March 16 (UPI) -- North Korean society is changing, and incidents like knife fights and the growing influence of markets are taking a toll on the way local communities in the country conduct "self-criticism" sessions, according to sources in the country.
The sessions, conducted by organizations like local youth alliances, are mandatory for North Koreans from the age of 8, South Korean news service Daily NK reported Friday.
The sessions not only require participants to admit to wrongdoings but often raise tensions among group members when they are required to criticize each other's conduct based on the teaching of the ruling Kim family, a source in North Korea's North Hamgyong Province told Daily NK.
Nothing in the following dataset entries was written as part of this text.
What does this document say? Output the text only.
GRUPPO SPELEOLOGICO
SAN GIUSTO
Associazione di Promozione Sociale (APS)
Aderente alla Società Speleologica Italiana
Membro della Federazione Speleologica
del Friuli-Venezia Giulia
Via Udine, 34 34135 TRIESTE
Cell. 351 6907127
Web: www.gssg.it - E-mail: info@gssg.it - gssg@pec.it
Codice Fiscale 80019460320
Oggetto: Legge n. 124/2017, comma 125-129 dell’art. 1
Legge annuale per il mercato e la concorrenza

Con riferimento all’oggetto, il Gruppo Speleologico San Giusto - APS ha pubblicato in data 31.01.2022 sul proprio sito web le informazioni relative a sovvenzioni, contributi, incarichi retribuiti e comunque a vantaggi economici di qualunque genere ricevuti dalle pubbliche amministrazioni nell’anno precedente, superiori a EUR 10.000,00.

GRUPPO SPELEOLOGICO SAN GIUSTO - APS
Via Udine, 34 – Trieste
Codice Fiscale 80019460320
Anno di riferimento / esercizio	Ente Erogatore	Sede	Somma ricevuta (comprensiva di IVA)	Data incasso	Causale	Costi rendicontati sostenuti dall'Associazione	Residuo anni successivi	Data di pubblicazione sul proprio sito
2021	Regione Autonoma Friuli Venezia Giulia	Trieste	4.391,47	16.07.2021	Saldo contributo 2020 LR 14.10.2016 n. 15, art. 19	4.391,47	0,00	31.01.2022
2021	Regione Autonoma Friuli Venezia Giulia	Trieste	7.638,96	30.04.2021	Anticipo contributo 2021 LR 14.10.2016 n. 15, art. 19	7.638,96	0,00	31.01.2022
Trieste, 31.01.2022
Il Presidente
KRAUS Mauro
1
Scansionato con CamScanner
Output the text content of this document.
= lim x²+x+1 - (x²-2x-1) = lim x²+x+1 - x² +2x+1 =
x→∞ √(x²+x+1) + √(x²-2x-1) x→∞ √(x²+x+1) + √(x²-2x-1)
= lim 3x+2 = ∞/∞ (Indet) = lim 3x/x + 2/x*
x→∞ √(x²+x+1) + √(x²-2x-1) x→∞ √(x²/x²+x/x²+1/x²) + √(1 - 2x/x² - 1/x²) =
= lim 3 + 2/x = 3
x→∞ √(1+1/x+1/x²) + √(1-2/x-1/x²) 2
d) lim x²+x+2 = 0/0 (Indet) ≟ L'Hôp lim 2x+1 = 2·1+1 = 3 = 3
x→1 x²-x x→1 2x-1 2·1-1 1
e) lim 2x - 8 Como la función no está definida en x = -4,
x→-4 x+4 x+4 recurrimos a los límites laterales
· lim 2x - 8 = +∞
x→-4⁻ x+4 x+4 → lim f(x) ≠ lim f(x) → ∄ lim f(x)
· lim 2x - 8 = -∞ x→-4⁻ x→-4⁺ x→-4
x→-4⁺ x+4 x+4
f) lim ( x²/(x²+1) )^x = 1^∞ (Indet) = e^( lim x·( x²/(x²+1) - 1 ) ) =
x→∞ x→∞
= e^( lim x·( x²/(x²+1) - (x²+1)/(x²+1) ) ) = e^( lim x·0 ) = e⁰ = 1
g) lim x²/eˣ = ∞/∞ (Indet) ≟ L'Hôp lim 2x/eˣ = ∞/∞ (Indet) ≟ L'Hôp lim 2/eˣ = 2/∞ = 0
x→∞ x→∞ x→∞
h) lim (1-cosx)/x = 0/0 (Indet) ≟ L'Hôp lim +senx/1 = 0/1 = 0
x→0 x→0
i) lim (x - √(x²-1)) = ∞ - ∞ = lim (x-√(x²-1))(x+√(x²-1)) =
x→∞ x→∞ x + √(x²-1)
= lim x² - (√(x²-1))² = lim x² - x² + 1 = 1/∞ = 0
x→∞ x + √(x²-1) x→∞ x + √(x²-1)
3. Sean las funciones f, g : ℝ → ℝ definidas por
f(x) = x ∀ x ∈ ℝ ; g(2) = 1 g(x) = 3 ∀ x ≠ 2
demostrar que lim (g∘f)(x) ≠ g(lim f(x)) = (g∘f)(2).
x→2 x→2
The criticisms have at times turned into personal attacks, fanned the flames of distrust and culminated in knife fights among ordinary North Koreans, the source said.
Increasing marketization at the local level is also responsible for lower attendance rates at self-criticism sessions.
"As the markets develop, the number of people who do not want to participate in self-criticism sessions has increased," the source said, adding the sessions are moving away from criticism to praise.
Another source said North Korean laborers sent to Russia to earn money for the regime are not required to take part in the sessions.
North Korea is struggling economically, partly owing to sanctions, and lack of adequate infrastructure is creating problems for people in North Hamgyong Province, Radio Free Asia reported Thursday.
People in the city of Chongjin have been carrying water by buckets because the city's water supply has been completely cut off, according to the report.
RFA's source said water pipes that were completely frozen during the winter have not been restored, and Chongjin residents have been going "for months" without tap water and coping by carrying buckets of water from streams located miles away from the city.